Unlike other algae, these charophytes possessed a unique set of ‘signalling’ genes. This enabled them to detect and work with these co-operative fungi. Ever since, nearly every land plant has been nurtured by its symbiotic fungi.
The greening of land set in motion a trajectory that led to the richness of life around us. Working with fungi, the first plants changed the atmosphere and sparked the evolution of terrestrial ecosystems with all their plants and animals.
So next time you happen to glance at a button mushroom in the grocery store, pause and reflect: you are gazing at one of the conductors of the symphony of life on land.
If it weren’t for fungi, we wouldn’t be here.
Immortal spores
Day after day, billions of invisible fungal spores rain down upon us. Each holds the DNA blueprint for a fungus, and it can faithfully preserve that DNA for astonishing periods of time.
Last year researchers from the Japan Agency for Marine-Earth Science and Technology grew a one-centimetre tall mushroom from spores recovered from a drill core, a long thin section of seabed material.
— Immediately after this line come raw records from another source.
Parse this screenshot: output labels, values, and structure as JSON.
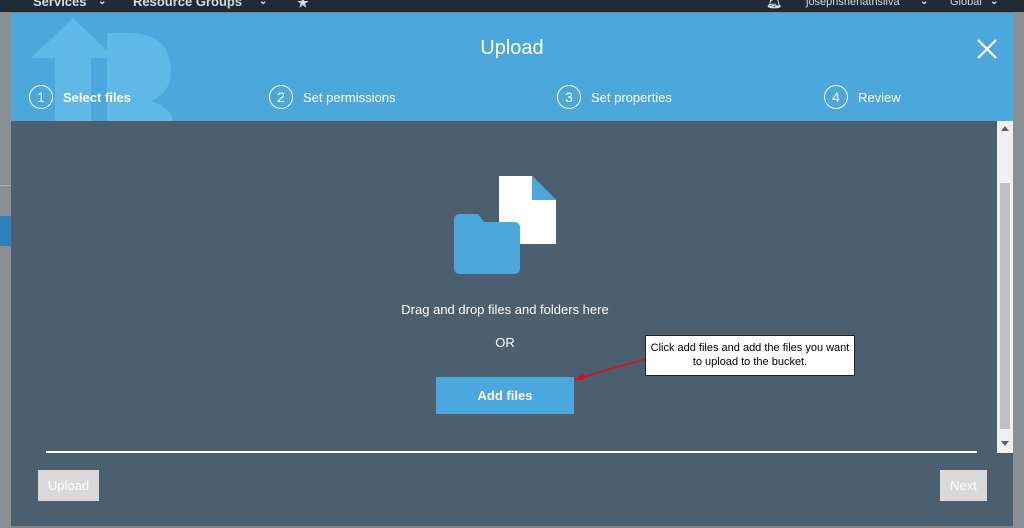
{
  "background": {
    "nav": {
      "services": "Services",
      "resource_groups": "Resource Groups",
      "user": "josephshenathsilva",
      "region": "Global"
    }
  },
  "modal": {
    "title": "Upload",
    "steps": [
      {
        "number": "1",
        "label": "Select files",
        "active": true
      },
      {
        "number": "2",
        "label": "Set permissions",
        "active": false
      },
      {
        "number": "3",
        "label": "Set properties",
        "active": false
      },
      {
        "number": "4",
        "label": "Review",
        "active": false
      }
    ],
    "body": {
      "drop_text": "Drag and drop files and folders here",
      "or_text": "OR",
      "add_files_label": "Add files"
    },
    "callout": {
      "text": "Click add files and add the files you want to upload to the bucket."
    },
    "footer": {
      "upload_label": "Upload",
      "next_label": "Next"
    }
  },
  "colors": {
    "header_blue": "#4ca8dc",
    "body_slate": "#4b5f6e",
    "button_disabled": "#d9d9d9"
  }
}
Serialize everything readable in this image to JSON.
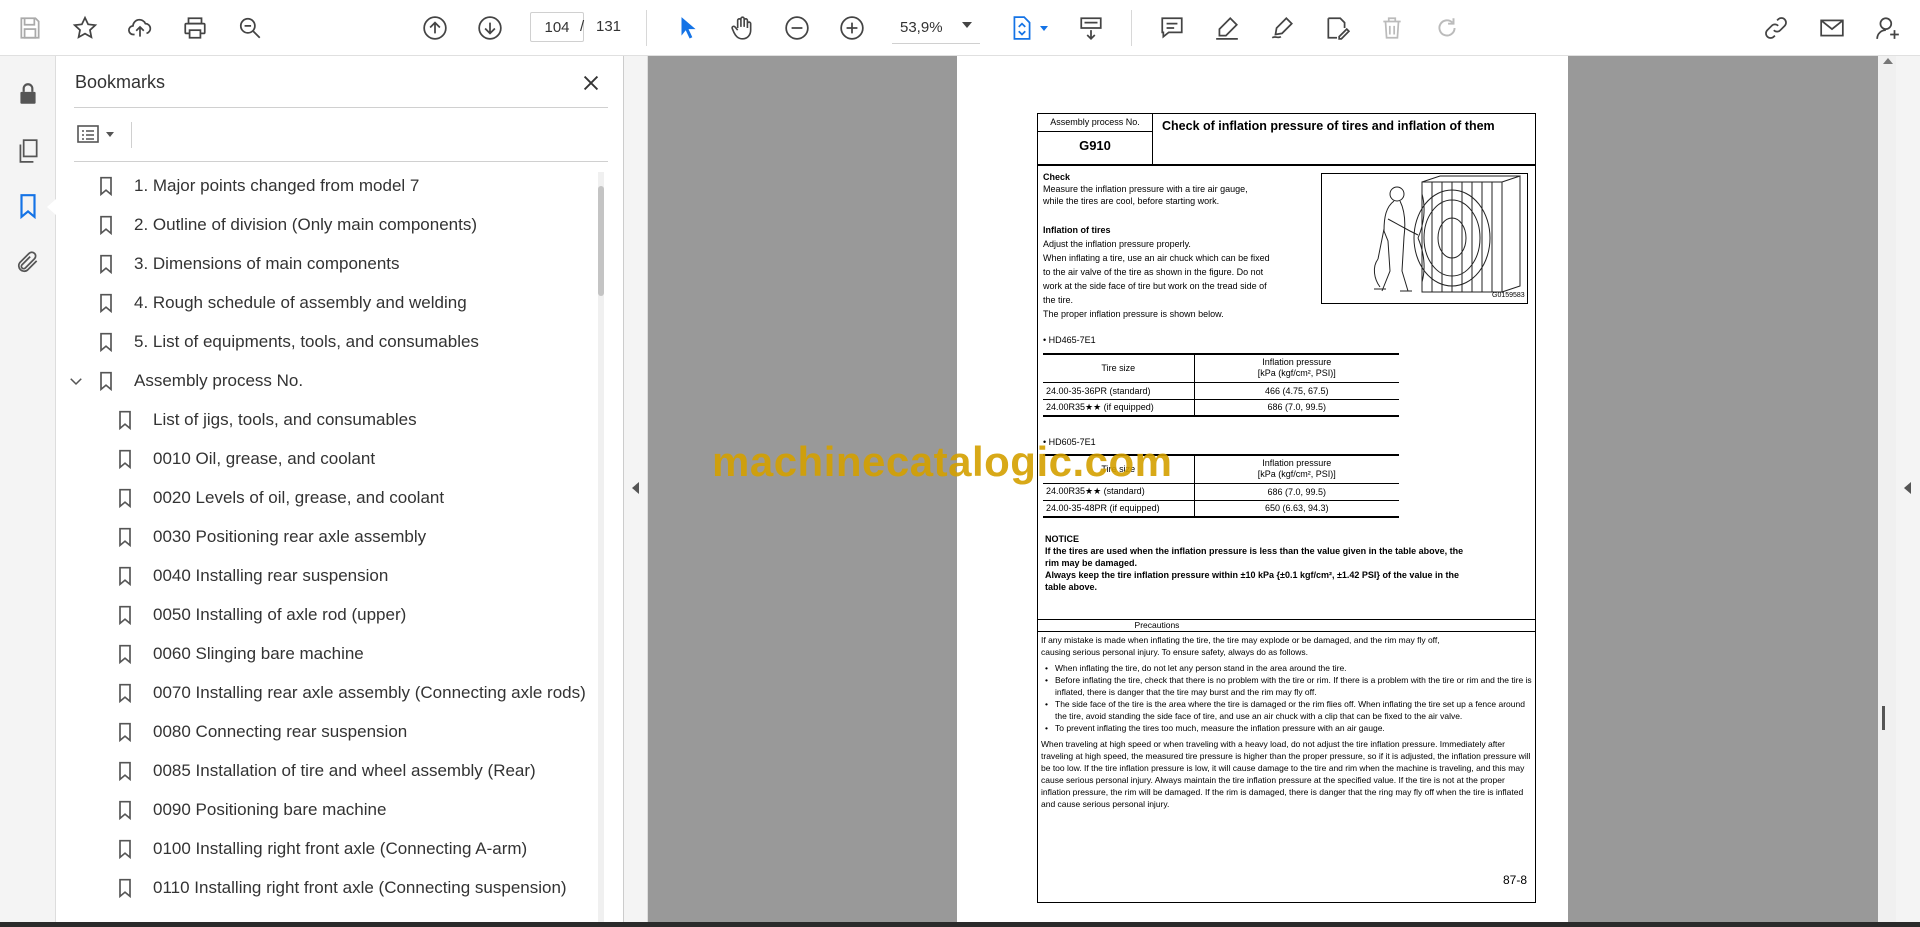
{
  "toolbar": {
    "current_page": "104",
    "page_separator": "/",
    "total_pages": "131",
    "zoom": "53,9%"
  },
  "bookmarks": {
    "title": "Bookmarks",
    "items": [
      {
        "label": "1. Major points changed from model 7"
      },
      {
        "label": "2. Outline of division (Only main components)"
      },
      {
        "label": "3. Dimensions of main components"
      },
      {
        "label": "4. Rough schedule of assembly and welding"
      },
      {
        "label": "5. List of equipments, tools, and consumables"
      },
      {
        "label": "Assembly process No."
      },
      {
        "label": "List of jigs, tools, and consumables"
      },
      {
        "label": "0010 Oil, grease, and coolant"
      },
      {
        "label": "0020 Levels of oil, grease, and coolant"
      },
      {
        "label": "0030 Positioning rear axle assembly"
      },
      {
        "label": "0040 Installing rear suspension"
      },
      {
        "label": "0050 Installing of axle rod (upper)"
      },
      {
        "label": "0060 Slinging bare machine"
      },
      {
        "label": "0070 Installing rear axle assembly (Connecting axle rods)"
      },
      {
        "label": "0080 Connecting rear suspension"
      },
      {
        "label": "0085 Installation of tire and wheel assembly (Rear)"
      },
      {
        "label": "0090 Positioning bare machine"
      },
      {
        "label": "0100 Installing right front axle (Connecting A-arm)"
      },
      {
        "label": "0110 Installing right front axle (Connecting suspension)"
      }
    ]
  },
  "document": {
    "process_no_label": "Assembly process No.",
    "process_no": "G910",
    "heading": "Check of inflation pressure of tires and inflation of them",
    "check_title": "Check",
    "check_text1": "Measure the inflation pressure with a tire air gauge,",
    "check_text2": "while the tires are cool, before starting work.",
    "inflation_title": "Inflation of tires",
    "inflation_lines": [
      "Adjust the inflation pressure properly.",
      "When inflating a tire, use an air chuck which can be fixed",
      "to the air valve of the tire as shown in the figure. Do not",
      "work at the side face of tire but work on the tread side of",
      "the tire.",
      "The proper inflation pressure is shown below."
    ],
    "figure_code": "G0159583",
    "table1_model": "HD465-7E1",
    "table_head_size": "Tire size",
    "table_head_pressure1": "Inflation pressure",
    "table_head_pressure2": "[kPa (kgf/cm², PSI)]",
    "table1_rows": [
      {
        "size": "24.00-35-36PR (standard)",
        "pressure": "466 (4.75, 67.5)"
      },
      {
        "size": "24.00R35★★ (if equipped)",
        "pressure": "686 (7.0, 99.5)"
      }
    ],
    "table2_model": "HD605-7E1",
    "table2_rows": [
      {
        "size": "24.00R35★★ (standard)",
        "pressure": "686 (7.0, 99.5)"
      },
      {
        "size": "24.00-35-48PR (if equipped)",
        "pressure": "650 (6.63, 94.3)"
      }
    ],
    "notice_title": "NOTICE",
    "notice_line1": "If the tires are used when the inflation pressure is less than the value given in the table above, the",
    "notice_line2": "rim may be damaged.",
    "notice_line3": "Always keep the tire inflation pressure within ±10 kPa {±0.1 kgf/cm², ±1.42 PSI} of the value in the",
    "notice_line4": "table above.",
    "precautions_title": "Precautions",
    "prec_intro1": "If any mistake is made when inflating the tire, the tire may explode or be damaged, and the rim may fly off,",
    "prec_intro2": "causing serious personal injury. To ensure safety, always do as follows.",
    "prec_bullets": [
      "When inflating the tire, do not let any person stand in the area around the tire.",
      "Before inflating the tire, check that there is no problem with the tire or rim. If there is a problem with the tire or rim and the tire is inflated, there is danger that the tire may burst and the rim may fly off.",
      "The side face of the tire is the area where the tire is damaged or the rim flies off. When inflating the tire set up a fence around the tire, avoid standing the side face of tire, and use an air chuck with a clip that can be fixed to the air valve.",
      "To prevent inflating the tires too much, measure the inflation pressure with an air gauge."
    ],
    "prec_para": "When traveling at high speed or when traveling with a heavy load, do not adjust the tire inflation pressure. Immediately after traveling at high speed, the measured tire pressure is higher than the proper pressure, so if it is adjusted, the inflation pressure will be too low. If the tire inflation pressure is low, it will cause damage to the tire and rim when the machine is traveling, and this may cause serious personal injury. Always maintain the tire inflation pressure at the specified value. If the tire is not at the proper inflation pressure, the rim will be damaged. If the rim is damaged, there is danger that the ring may fly off when the tire is inflated and cause serious personal injury.",
    "page_number": "87-8"
  },
  "watermark": "machinecatalogic.com"
}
Boring 2.5 km under the Pacific seabed, the bottom of the core contained 20-million-year-old sediments that carried the spores of an ancient land-based fungus. It appears most closely related to a species called Schizophyllum commune.
Medicinal fungi
Fungi have a titillating sex-life with up to 28,000 sexual identities to choose from, as well as sex-free procreation. That makes things tricky for mycologists, as Kathie Hodge from Cornell University found in 1994.
When she and her students went mushroom hunting in the woods of Ithaca in New York, they found a mysterious fungus sprouting from the corpse of a beetle grub. It was identified as C. subsessilis, a member of an insect-eating group of fungi known as Cordyceps. The surprise came when Hodge germinated the spores. They appeared to develop into a totally different species, the mould Tolypocladium. In fact, what Hodge discovered is that mouldy Tolypocladium is the asexual form of insect devouring C. subsessilis.
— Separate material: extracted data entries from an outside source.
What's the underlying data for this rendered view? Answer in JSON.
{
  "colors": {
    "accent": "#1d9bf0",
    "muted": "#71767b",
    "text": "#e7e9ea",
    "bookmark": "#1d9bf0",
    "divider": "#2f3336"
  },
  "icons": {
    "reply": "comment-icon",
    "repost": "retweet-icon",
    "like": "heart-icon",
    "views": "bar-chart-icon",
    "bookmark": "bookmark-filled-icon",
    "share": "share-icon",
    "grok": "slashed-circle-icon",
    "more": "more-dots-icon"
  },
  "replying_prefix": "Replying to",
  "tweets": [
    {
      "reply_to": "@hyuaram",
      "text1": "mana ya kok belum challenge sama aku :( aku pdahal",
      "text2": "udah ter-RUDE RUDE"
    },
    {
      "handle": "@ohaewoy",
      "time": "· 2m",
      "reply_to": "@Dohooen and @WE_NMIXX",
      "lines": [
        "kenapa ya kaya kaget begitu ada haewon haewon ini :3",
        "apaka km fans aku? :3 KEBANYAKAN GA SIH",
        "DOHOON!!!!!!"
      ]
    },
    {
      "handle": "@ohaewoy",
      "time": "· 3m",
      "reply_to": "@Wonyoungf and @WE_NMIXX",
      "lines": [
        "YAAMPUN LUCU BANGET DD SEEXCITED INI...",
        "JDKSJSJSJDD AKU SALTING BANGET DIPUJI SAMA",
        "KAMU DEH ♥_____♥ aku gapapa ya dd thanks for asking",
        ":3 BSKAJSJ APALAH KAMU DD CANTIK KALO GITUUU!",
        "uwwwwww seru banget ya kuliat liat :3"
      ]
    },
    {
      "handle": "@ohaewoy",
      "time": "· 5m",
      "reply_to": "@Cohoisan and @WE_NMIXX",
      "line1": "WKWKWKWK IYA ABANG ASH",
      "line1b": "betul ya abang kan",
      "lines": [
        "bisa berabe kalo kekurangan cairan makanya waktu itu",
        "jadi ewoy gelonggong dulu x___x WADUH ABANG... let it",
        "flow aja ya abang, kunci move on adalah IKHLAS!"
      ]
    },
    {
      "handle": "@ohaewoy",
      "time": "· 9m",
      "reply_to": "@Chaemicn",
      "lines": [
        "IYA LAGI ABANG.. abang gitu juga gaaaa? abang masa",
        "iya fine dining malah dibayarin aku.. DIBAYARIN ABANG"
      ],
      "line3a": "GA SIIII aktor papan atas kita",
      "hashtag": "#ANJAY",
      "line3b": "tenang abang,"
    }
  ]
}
Tolypocladium is famous as the source of the immunosuppressant drug cyclosporine. Discovered 47 years ago, the drug single-handedly made organ transplants possible.
Thanks to Hodge’s woodland discovery, scientists are now fossicking in dead insects for the next generation of immunosuppressant drugs.
The third mode of life
Mushrooms may be conspicuous but they are the tip of the iceberg. The body of the fungus is a vast filamentous network of hyphae hidden below ground or inside the body of the plant or animal it is feasting on.
Biologists traditionally divide life into single-cell or multicellular organisms. Mark Fricker, a biologist at Oxford University, says this network represents “a third mode of life”.
Like a brain, these networks are adaptive. They respond to the environment, allowing fungi to deploy nutrients where they are most needed, explore resources, combat enemies or make urgent repairs. They are nature’s most efficient and resilient network.
Fricker is developing models to learn how these adaptive properties emerge and might be applied to solve the problems of man-made networks such as rail lines.
Radiation eaters?
These bioluminescent mushrooms may look otherworldly, but the most alien feature of fungi is that they can harvest radiation to grow. Scientists first got a hint of this after the Chernobyl nuclear plant meltdown in 1986.
In the clean up operation, they noticed dark-coloured fungi growing in the contaminated soils nearby. Their dark colour was due to melanin – the same pigment that colours human skin. Researchers thought melanin might be protecting the fungi against gamma radiation much as it protects us from UV rays.
But according to a 2007 study by Ekaterina Dadachova and Arturo Casadevall, then at Albert Einstein College of Medicine, fungi use melanin to harvest the energy of gamma rays. In the lab, gamma rays spurred the growth of a species called Cryptococcus neoformans. But only if its melanin-producing gene was intact.